VOF

Die VOF (Vergabeordnung für freiberufliche Leistungen) regelte in Deutschland bis April 2016 die Vergabe freiberuflicher Leistungen durch öffentliche Auftraggeber. Am 18. April 2016 ist die VOF außer Kraft getreten und wurde durch Regelungen in der neuen Vergabeordnung ersetzt.

VOF: Definition

VOF ist im Zusammenhang mit Vergabeverfahren die Abkürzung für Vergabeordnung für freiberufliche Leistungen. Oberhalb der EU-Schwellenwerte regelte diese Vergabeordnung bis April 2016 in Deutschland die öffentliche Auftragsvergabe für nicht beschreibbare Leistungen von Freiberuflern. Der Definition bzw. Begriffsbestimmung ist hinzuzufügen, dass die Vergabeordnung für freiberufliche Leistungen mit dem Inkrafttreten der VgV (Vergabeverordnung) im April 2016 nicht mehr gültig ist. Zu den freiberuflichen Leistungen zählen neben den Leistungen von Architekten und Ingenieuren auch Kunst-am-Bau-Leistungen.

Neue Vergabeverordnung ersetzt die VOF

Die Regeln für die Vergabe von Aufträgen für freiberufliche Dienstleistungen wurden seit dem 18. April 2016 in die neue VgV (Vergabeverordnung) aufgenommen. Abschnitt 6 der VgV enthält besondere Vorschriften für die Vergabe von Aufträgen für Leistungen an Architekten und Ingenieure.

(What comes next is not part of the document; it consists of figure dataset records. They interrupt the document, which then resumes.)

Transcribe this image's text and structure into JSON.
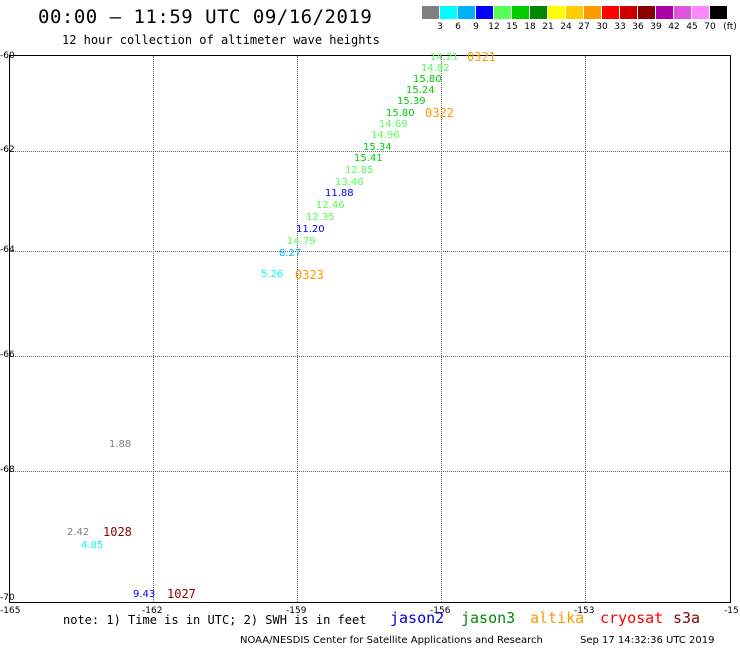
{
  "header": {
    "title": "00:00 – 11:59 UTC 09/16/2019",
    "subtitle": "12 hour collection of altimeter wave heights"
  },
  "legend": {
    "units": "(ft)",
    "colors": [
      "#808080",
      "#00ffff",
      "#00b0ff",
      "#0000ff",
      "#55ff55",
      "#00cc00",
      "#008800",
      "#ffff00",
      "#ffcc00",
      "#ff9900",
      "#ff0000",
      "#cc0000",
      "#880000",
      "#aa00aa",
      "#dd55dd",
      "#ff88ff",
      "#000000"
    ],
    "labels": [
      "3",
      "6",
      "9",
      "12",
      "15",
      "18",
      "21",
      "24",
      "27",
      "30",
      "33",
      "36",
      "39",
      "42",
      "45",
      "70"
    ]
  },
  "axes": {
    "lat_labels": [
      "-60",
      "-62",
      "-64",
      "-66",
      "-68",
      "-70"
    ],
    "lon_labels": [
      "-165",
      "-162",
      "-159",
      "-156",
      "-153",
      "-15"
    ]
  },
  "observations": [
    {
      "v": "14.21",
      "c": "#55ff55"
    },
    {
      "v": "14.82",
      "c": "#55ff55"
    },
    {
      "v": "15.80",
      "c": "#00cc00"
    },
    {
      "v": "15.24",
      "c": "#00cc00"
    },
    {
      "v": "15.39",
      "c": "#00cc00"
    },
    {
      "v": "15.80",
      "c": "#00cc00"
    },
    {
      "v": "14.69",
      "c": "#55ff55"
    },
    {
      "v": "14.96",
      "c": "#55ff55"
    },
    {
      "v": "15.34",
      "c": "#00cc00"
    },
    {
      "v": "15.41",
      "c": "#00cc00"
    },
    {
      "v": "12.85",
      "c": "#55ff55"
    },
    {
      "v": "13.46",
      "c": "#55ff55"
    },
    {
      "v": "11.88",
      "c": "#0000ff"
    },
    {
      "v": "12.46",
      "c": "#55ff55"
    },
    {
      "v": "12.35",
      "c": "#55ff55"
    },
    {
      "v": "11.20",
      "c": "#0000ff"
    },
    {
      "v": "14.79",
      "c": "#55ff55"
    },
    {
      "v": "8.27",
      "c": "#00b0ff"
    },
    {
      "v": "5.26",
      "c": "#00ffff"
    },
    {
      "v": "1.88",
      "c": "#808080"
    },
    {
      "v": "2.42",
      "c": "#808080"
    },
    {
      "v": "4.85",
      "c": "#00ffff"
    },
    {
      "v": "9.43",
      "c": "#0000ff"
    }
  ],
  "time_tags": [
    {
      "v": "0321",
      "c": "#ff9900"
    },
    {
      "v": "0322",
      "c": "#ff9900"
    },
    {
      "v": "0323",
      "c": "#ff9900"
    },
    {
      "v": "1028",
      "c": "#880000"
    },
    {
      "v": "1027",
      "c": "#880000"
    }
  ],
  "footer": {
    "note": "note: 1) Time is in UTC; 2) SWH is in feet",
    "satellites": [
      {
        "name": "jason2",
        "color": "#0000cc"
      },
      {
        "name": "jason3",
        "color": "#008800"
      },
      {
        "name": "altika",
        "color": "#ff9900"
      },
      {
        "name": "cryosat",
        "color": "#ff0000"
      },
      {
        "name": "s3a",
        "color": "#880000"
      }
    ],
    "credit": "NOAA/NESDIS Center for Satellite Applications and Research",
    "timestamp": "Sep 17 14:32:36 UTC 2019"
  }
}
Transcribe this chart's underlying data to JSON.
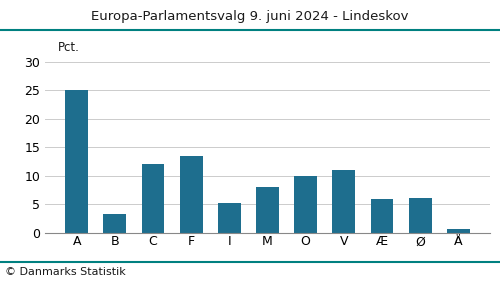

In der Regel werden Leistungen von Architekten und Ingenieuren in einem Verhandlungsverfahren mit Teilnahmewettbewerb oder in einem Leistungswettbewerb geprüft.

Erklärung zu VOF: Vor 2016 gültige Regelungen für freiberufliche Leistungen

Die VOF regelte bis April 2016 das Vergabeverfahren für Freiberufler oberhalb der EU-Schwellenwerte.

Für freiberufliche Leistungen wurde mit der VOF eine eigene Ordnung erstellt, die Ausschreibungen und Vergaben von Aufträgen öffentlicher Stellen regelte. Die VOF betraf alle nicht beschreibbaren Leistungen von Freiberuflern. Dazu gehören die Leistungen von Architekten, Ingenieuren und Künstlern. Dagegen wurden die beschreibbaren freiberuflichen Leistungen in der Vergabe- und Vertragsordnung für Leistungen (VOL) ausgeschrieben.

Besondere EU-weite Verfahren für die Vergabe freiberuflicher Leistungen

Ab einem Auftragsvolumen von ca. 200.000 Euro waren die Regelungen der VOF zu beachten. Diese Aufträge mussten EU-weit ausgeschrieben werden. Geeignete Dienstleister wurden in einem Verhandlungsverfahren oder einem Planungswettbewerb ermittelt. Bei Architekten und Ingenieuren wurde in der Regel ein Planungswettbewerb ausgeschrieben. Nach der Ausschreibung wurde mit dem Wettbewerbsgewinner über die Einzelheiten der jeweiligen Auftragsvergabe verhandelt. Die Zusage für einen Auftrag erhielt nur der Dienstleister, der im Wettbewerb am besten abgeschnitten hatte und gleichzeitig die formalen Vorgaben des Wettbewerbs erfüllte.

Beachtung von Schwellenwerten

Unterhalb der vorgegebenen Schwellenwerte war eine freihändige Erteilung der Aufträge zulässig. Auch in diesem Fall galten strenge Regelungen.